Writing is first a process of discovery, then of organization, of constructing coherence. Unless we are writing entirely for ourselves, as we do in journaling, writing demands that we consider the intended audience for our communication. The entire process takes time, which is one reason those of us who planned our Open Spaces first-year seminars together agreed that we would include at least one writing assignment that we would expect to be revised. We don’t arrive at our best writing by pulling an all-nighter hours before the due date. We need to mull. We need, literally, to sleep on it. We need to keep posing the question to ourselves: How can we refine our writing to maximize its effectiveness? We re-vision (see again) and re-organize. Sometimes, we start over at the beginning and try an entirely new direction. We tweak, we polish, we proofread.
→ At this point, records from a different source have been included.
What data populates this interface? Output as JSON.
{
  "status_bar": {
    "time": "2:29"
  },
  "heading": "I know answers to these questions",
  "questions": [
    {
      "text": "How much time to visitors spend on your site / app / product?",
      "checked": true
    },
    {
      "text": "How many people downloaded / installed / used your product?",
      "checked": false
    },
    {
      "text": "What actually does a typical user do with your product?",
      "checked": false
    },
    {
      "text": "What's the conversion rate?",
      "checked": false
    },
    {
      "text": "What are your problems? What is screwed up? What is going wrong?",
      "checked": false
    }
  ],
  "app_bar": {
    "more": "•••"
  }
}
Through all those stages, all that effort is transformative. Ultimately, writing is a process of change. When we have completed a writing task, there is something in the world that never existed before, and it has both enlarged and become part of us. And it has also enhanced the world for those who read our words.

My goal as a teacher of writing, then, is to help my students discover their own stories, explore their own creativity, identify their own purposes, set their own priorities, find their audiences, learn the skills and metacognitive strategies that serve them in all these regards, and grow as a result.